1. Carbohydrates: choose complex carbohydrates that are high in fiber and have a low glycemic index (GI). These include whole grains (such as brown rice, quinoa and wholemeal bread), legumes, fruits, and vegetables. Limit or avoid refined carbohydrates and sugary foods.

2. Protein: Include lean protein sources in your meals, such as skinless poultry, fish, tofu, beans and lentils. They keep you full for longer and stabilize blood sugar levels.

3. Healthy fats: Incorporate healthy fat sources, such as avocados, nuts, seeds, and olive oil. These fats may help improve insulin sensitivity and promote heart health.

4. Portion control: Pay attention to portion sizes and avoid overeating. This helps regulate blood sugar and control weight.

5. Balanced Meals: Aim for a balanced meal that includes non-starchy vegetables (like broccoli, spinach, and bell peppers), a moderate amount of lean protein, and a serving of whole grains. or starchy vegetables (like sweet potatoes).

6. Sugar and sugary drinks: Minimize the consumption of added sugars, sugary drinks and desserts. Choose natural sweeteners like stevia or moderate consumption of naturally sweetened foods.

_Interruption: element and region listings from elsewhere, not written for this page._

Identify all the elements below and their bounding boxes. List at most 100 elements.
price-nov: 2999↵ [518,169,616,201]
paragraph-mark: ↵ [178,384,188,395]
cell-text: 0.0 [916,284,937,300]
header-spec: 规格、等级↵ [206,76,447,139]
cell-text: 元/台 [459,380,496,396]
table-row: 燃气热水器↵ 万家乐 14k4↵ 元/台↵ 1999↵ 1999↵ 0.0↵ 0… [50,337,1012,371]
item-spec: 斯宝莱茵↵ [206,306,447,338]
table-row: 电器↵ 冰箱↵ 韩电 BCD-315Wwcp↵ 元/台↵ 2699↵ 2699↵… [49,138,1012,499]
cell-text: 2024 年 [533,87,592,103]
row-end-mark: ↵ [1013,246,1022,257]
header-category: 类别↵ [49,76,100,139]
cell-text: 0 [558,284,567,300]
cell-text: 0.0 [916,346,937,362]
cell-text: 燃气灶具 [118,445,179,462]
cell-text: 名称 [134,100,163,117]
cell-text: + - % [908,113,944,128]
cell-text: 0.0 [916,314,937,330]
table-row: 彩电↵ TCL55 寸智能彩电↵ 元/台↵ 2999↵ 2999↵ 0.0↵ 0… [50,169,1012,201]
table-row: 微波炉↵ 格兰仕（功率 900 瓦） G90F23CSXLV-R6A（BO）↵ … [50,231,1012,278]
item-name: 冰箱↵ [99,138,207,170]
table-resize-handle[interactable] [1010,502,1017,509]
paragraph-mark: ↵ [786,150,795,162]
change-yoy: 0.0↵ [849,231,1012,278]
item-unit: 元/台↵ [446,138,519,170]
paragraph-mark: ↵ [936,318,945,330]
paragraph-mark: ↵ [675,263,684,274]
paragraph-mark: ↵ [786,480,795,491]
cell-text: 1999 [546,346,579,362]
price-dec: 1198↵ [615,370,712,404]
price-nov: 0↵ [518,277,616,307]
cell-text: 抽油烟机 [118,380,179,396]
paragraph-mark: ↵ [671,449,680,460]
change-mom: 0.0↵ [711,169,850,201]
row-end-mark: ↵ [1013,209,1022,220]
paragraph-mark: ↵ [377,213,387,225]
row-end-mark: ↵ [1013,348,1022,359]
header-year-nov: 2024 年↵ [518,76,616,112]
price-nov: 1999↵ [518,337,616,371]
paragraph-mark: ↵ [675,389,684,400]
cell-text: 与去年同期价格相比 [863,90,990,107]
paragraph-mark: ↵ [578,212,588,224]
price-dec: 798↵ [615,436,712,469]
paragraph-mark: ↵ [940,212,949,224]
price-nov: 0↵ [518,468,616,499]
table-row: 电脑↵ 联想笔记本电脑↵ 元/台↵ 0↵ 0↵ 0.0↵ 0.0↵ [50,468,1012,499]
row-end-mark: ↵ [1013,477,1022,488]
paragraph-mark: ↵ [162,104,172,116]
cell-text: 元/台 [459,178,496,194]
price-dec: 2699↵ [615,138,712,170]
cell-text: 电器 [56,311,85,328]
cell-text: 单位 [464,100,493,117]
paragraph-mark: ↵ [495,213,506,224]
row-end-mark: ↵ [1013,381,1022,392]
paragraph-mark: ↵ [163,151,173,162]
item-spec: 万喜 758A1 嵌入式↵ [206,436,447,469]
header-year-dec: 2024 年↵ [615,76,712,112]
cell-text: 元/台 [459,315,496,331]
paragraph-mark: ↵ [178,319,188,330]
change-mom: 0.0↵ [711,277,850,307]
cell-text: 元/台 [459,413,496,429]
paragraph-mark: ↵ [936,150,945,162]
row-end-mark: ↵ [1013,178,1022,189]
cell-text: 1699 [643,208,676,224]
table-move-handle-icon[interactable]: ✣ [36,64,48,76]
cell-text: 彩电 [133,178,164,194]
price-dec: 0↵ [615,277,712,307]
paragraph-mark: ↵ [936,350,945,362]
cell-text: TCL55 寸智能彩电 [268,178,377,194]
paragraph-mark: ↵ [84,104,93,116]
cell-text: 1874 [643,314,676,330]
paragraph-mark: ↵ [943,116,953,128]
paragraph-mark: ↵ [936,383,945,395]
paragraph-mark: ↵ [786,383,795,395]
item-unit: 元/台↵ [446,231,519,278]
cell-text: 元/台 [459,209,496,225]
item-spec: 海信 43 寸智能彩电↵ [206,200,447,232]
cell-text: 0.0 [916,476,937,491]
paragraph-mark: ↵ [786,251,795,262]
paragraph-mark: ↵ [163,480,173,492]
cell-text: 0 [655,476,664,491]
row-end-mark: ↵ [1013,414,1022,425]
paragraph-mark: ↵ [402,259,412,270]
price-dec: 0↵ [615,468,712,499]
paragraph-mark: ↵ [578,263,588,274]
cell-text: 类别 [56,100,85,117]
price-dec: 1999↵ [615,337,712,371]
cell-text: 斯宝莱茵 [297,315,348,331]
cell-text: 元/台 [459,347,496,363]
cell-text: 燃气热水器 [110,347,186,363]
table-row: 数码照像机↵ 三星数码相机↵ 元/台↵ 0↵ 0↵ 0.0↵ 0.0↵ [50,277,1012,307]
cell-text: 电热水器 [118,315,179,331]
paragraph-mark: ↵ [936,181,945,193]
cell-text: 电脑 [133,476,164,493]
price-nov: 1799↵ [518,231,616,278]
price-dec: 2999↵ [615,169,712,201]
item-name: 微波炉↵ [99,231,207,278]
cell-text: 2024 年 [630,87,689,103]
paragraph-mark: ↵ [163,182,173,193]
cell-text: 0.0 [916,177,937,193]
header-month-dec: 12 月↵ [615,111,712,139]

7. Meals and snacks: Stick to a regular eating schedule and avoid skipping meals. Divide your food intake into three meals and, if necessary, incorporate healthy snacks between meals.

Remember that it’s essential to work with a healthcare professional or registered dietitian who specializes in diabetes management to customize a diet based on your specific needs, health goals, and goals. drug or drug requirements in insulin. They can provide personalized advice and support to help you effectively manage your diabetes.